Accounting for the Unforeseeable
Wedding vows. Supreme Court decisions. Church bylaws. In the backdrop behind the communities that make up our society we can detect, but rarely discuss, norms and rules of engagement. This week, that backdrop moved to the foreground for me in ways that make me want to look closer as the summer begins to unfold and a new fiscal and academic year begin.
Wedding vows: as I wrote last week, I recently had the privilege of presiding at the wedding of my niece Kennelly and her now-husband Brian. They wanted their wedding ceremony to include traditional vows, and for that I was glad. In 27 years of ministry, I’d only officiated one wedding where the couple wrote their own vows, and I allowed it (1) because they insisted; and (2) David is an English Professor and Geoff an attorney, so I figured they were more qualified writers than most.
I prefer traditional Christian vows because they take into account the kinds of challenges marriages face over time, most of which a young, engaged couple would not have thought about: sickness and health, wealth and poverty, death. At least, they wouldn’t have thought about them yet.
Supreme Court decisions: I find the Supreme Court depressing. Back in the days of hanging chads, I felt disillusioned when the Court split down partisan lines; I was just as mad at those of my own political persuasion as those from whom I differ. It had never occurred to me before the Bush-Gore Presidential decision that the Court would split the way they did, handing an election to a candidate based on party. I thought they would at least try to look neutral. Sigh. I don’t expect that anymore.
I become more afraid than depressed when the Court makes decisions that leave our nation ill-prepared for worst-case scenarios. The whole job of interpreting the Constitution is to ask what it’s saying about the world now, and where it might go next. The court’s decisions in this recent session about guns, the environment, and Presidential immunity will fail to protect us from our capacity to ruin ourselves in the future. And the future might be sooner than we think.

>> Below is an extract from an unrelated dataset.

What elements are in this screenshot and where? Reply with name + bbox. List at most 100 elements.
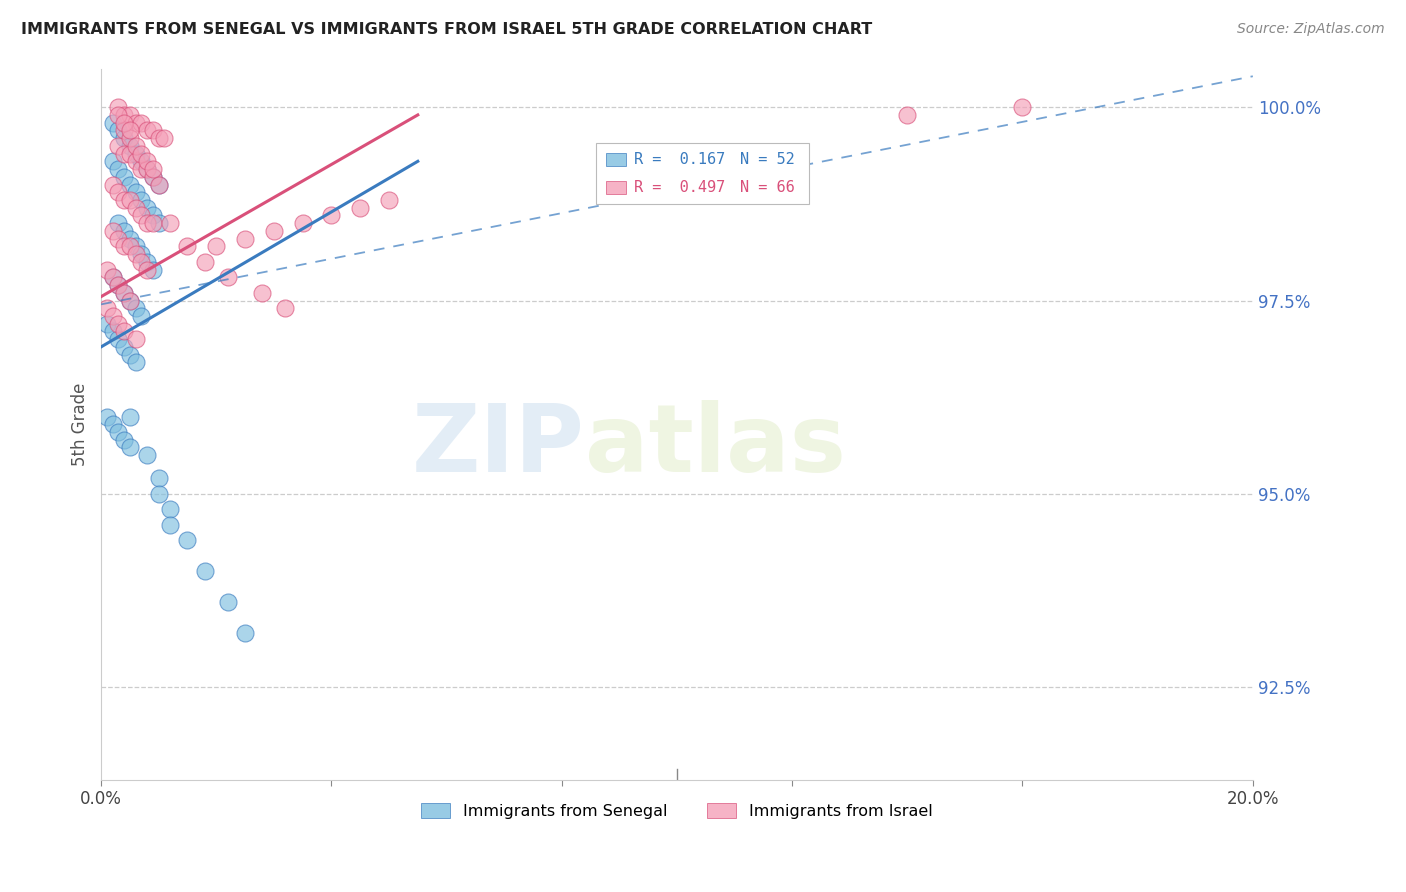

Church bylaws: after considering the lofty lands of marriage and Constitutional interpretation, church bylaws might sound like small potatoes. It just so happened, however, that I gave a presentation this past Wednesday to the Michigan Conference of the United Church of Christ on this very topic. I found preparing for that presentation to be cathartic. I’m not an expert on church bylaws, but I write and teach about congregational polity, the governance style of the UCC and other locally governed faith traditions. I presented alongside a pastor who’s guided several churches through the process of liberating themselves from unhelpful bylaws.
Bylaws are policies we use to guide how we’re going to be together and share leadership in our communities. In my presentation, I told the group that it’s wise and faithful to try to think through and account for any and all foreseeable issues that might affect them: who has to to be involved, and where will the buck stop? What procedures will they follow? What will they do when something new and previously unforeseeable arises (and something new and unforeseeable always arises)? Now I want to ask these questions everywhere, but doing so can be exhausting.

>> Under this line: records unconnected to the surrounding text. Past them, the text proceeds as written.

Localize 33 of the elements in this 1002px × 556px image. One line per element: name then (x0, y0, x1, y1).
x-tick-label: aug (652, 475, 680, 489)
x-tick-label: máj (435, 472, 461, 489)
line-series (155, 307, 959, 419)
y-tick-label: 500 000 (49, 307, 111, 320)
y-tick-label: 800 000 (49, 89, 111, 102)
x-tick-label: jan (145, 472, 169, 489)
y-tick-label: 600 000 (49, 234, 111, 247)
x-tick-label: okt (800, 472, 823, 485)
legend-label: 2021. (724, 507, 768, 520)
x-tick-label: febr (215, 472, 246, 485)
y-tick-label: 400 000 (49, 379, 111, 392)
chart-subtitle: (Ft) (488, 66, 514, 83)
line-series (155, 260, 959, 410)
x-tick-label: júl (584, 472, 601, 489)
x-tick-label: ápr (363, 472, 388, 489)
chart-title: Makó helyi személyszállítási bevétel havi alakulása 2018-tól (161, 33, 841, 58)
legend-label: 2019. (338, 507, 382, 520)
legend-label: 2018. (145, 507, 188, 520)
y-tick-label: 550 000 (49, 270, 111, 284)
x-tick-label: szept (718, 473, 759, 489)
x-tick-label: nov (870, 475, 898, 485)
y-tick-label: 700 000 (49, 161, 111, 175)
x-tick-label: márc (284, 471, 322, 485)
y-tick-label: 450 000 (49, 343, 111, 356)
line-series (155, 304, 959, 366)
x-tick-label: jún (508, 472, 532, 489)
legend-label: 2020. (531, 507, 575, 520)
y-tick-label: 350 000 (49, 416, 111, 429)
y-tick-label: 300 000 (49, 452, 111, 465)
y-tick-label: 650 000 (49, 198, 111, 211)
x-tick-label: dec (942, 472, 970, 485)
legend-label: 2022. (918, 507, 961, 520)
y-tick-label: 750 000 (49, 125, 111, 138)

Nick Carter served as President of Andover Newton Theological School, whose successor institution I now serve as Founding Dean, from 2004–2014. One of the many expressions he used that has stuck with me was, “We need to deal with what’s staring us in the face before it hits us in the face.” I want to deal with all that’s staring us in the face, but there are some challenges that hurt my eyes to look at. In seasons of overwhelm, I find comfort in reassessing and tightening up my own spheres of influence. As I sing whenever peace is hard to come by, “Let it begin with me.”
In my job, I can work to ensure that my institution’s policies and rules of engagement are codified, clear, and consistent with our values. The summertime cleanup after the hectic academic year provides some breathing room to look back on what’s been learned and ensure that the learning is built into our programs going forward.
In my relationships, I can remember my vows, not just to my spouse but to those closest to me. What practices guide how I stay connected with loved ones, and what boundaries help create room to breathe for everyone? In my relationship with my ministry, I can take the summer’s reflective space to assess and prioritize how I’m stewarding my time and resources.
Psalm 121 is the one to which I turn in times when I feel like, if I were a Peanuts cartoon, the thought-bubble over my head would look like a squiggly line: “I look to the hills from which my help comes.” This “Song of Ascents” was one that pilgrims sang together on long journeys. When their feet hurt, they’d remind each other to look up, not down. Look to God, not to each other, and definitely not to ourselves. 3000 years of relating to our God tells us that our trust in God will save us, and our trust in anything or anyone else is likely to mess with our heads.
The Supreme Court depresses me. Church bylaws bore everyone. Marriage vows are not about the fun parts of a life together. These institutions all matter, and they all have it in them to let us down. Not so with our faith, not so with God, so it’s there I have to place my faith and trust so that all other relationships fall into their appropriate places in this blessed, imperfect life.